His first book was "Mumbai Smiles, the journey that changed my destiny" (Platform), translated into eight languages with a foreword by Dominique Lapierre and currently in its twenty-fifth edition. He has released his latest novel with the same publisher: " The women of Bombay: The struggle of the bravest in India.", a tribute to the women of the community with which he works.

He is also a co-author of "Mumbai, beyond smiles" (Platform) and has collaborated with several essays.

His leadership methods and his career as an entrepreneur are studied in universities and business schools such as IESE, which in 2011 published the Study case "Mumbai Smiles", currently taught to international MBA students.

He has received, among others, the Axuda 2007 Award, the Tierno Galván Award for Human Values, the Young Solidarity Award from the Castilla y León Film Festival and the Gold Medal from the Spanish Association for European Development. He is the honorary godfather of the twenty-second promotion of the Mossos d'Esquadra and a world ambassador of the Mumbai Leprosy Project. He has also been recognized as a "Man of Peace" by the Seville Peace Culture School Association.The Spanish Government awarded him the Official Cross of the Order of Civil Merit in 2009.

In 2015, he, along with one other person, delivered a speech at the commemorative ceremony of the United Nations’ 70th anniversary before its Secretary-General, Ban Ki-moon.

During 2020 year, a new office was opened in Madrid to collaborate with the different volunteer groups throughout the Spanish territory, to help promote action against poverty and hunger as these worsened during the pandemic.

== Life ==

Sanllorente is Catalan. He was born in Barcelona in 1976. He studied journalism at the Universitat Ramon Llull of Barcelona, and later studied management, marketing and development studies.
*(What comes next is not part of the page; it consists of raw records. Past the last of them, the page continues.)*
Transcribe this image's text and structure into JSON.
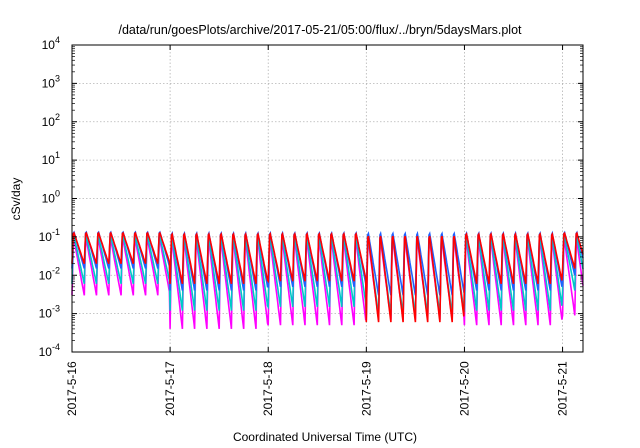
{
  "chart_data": {
    "type": "line",
    "title": "/data/run/goesPlots/archive/2017-05-21/05:00/flux/../bryn/5daysMars.plot",
    "xlabel": "Coordinated Universal Time (UTC)",
    "ylabel": "cSv/day",
    "y_scale": "log",
    "ylim": [
      0.0001,
      10000
    ],
    "y_ticks": [
      {
        "value": 0.0001,
        "base": "10",
        "exp": "-4"
      },
      {
        "value": 0.001,
        "base": "10",
        "exp": "-3"
      },
      {
        "value": 0.01,
        "base": "10",
        "exp": "-2"
      },
      {
        "value": 0.1,
        "base": "10",
        "exp": "-1"
      },
      {
        "value": 1,
        "base": "10",
        "exp": "0"
      },
      {
        "value": 10,
        "base": "10",
        "exp": "1"
      },
      {
        "value": 100,
        "base": "10",
        "exp": "2"
      },
      {
        "value": 1000,
        "base": "10",
        "exp": "3"
      },
      {
        "value": 10000,
        "base": "10",
        "exp": "4"
      }
    ],
    "xlim": [
      "2017-05-16 00:00",
      "2017-05-21 05:00"
    ],
    "x_ticks": [
      {
        "value": "2017-05-16 00:00",
        "label": "2017-5-16"
      },
      {
        "value": "2017-05-17 00:00",
        "label": "2017-5-17"
      },
      {
        "value": "2017-05-18 00:00",
        "label": "2017-5-18"
      },
      {
        "value": "2017-05-19 00:00",
        "label": "2017-5-19"
      },
      {
        "value": "2017-05-20 00:00",
        "label": "2017-5-20"
      },
      {
        "value": "2017-05-21 00:00",
        "label": "2017-5-21"
      }
    ],
    "grid": true,
    "series": [
      {
        "color": "#ff00ff",
        "min_values": [
          0.003,
          0.0004,
          0.0005,
          0.0007,
          0.0005,
          0.0009
        ],
        "peak": 0.1
      },
      {
        "color": "#00c8c8",
        "min_values": [
          0.006,
          0.0012,
          0.0015,
          0.0009,
          0.0012,
          0.004
        ],
        "peak": 0.12
      },
      {
        "color": "#2060ff",
        "min_values": [
          0.015,
          0.004,
          0.005,
          0.003,
          0.004,
          0.01
        ],
        "peak": 0.15
      },
      {
        "color": "#ff0000",
        "min_values": [
          0.02,
          0.006,
          0.007,
          0.0006,
          0.006,
          0.015
        ],
        "peak": 0.14
      }
    ],
    "pulse_period_hours": 3
  }
}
In 2005 he founded a charitable organisation, Sonrisas de Bombay ("Bombay smiles"), to provide help to the poorest and most disadvantaged people of Mumbai, India. He later wrote a book about it, Sonrisas de Bombay. El viaje que cambió mi destino. In 2011 he published his first novel, La canción de la concubina, a fictionalised account of sex-trafficking in the Philippines.

Sanllorente was made an Officer of the Orden del Mérito Civil for his "extraordinary contribution to the fight against poverty".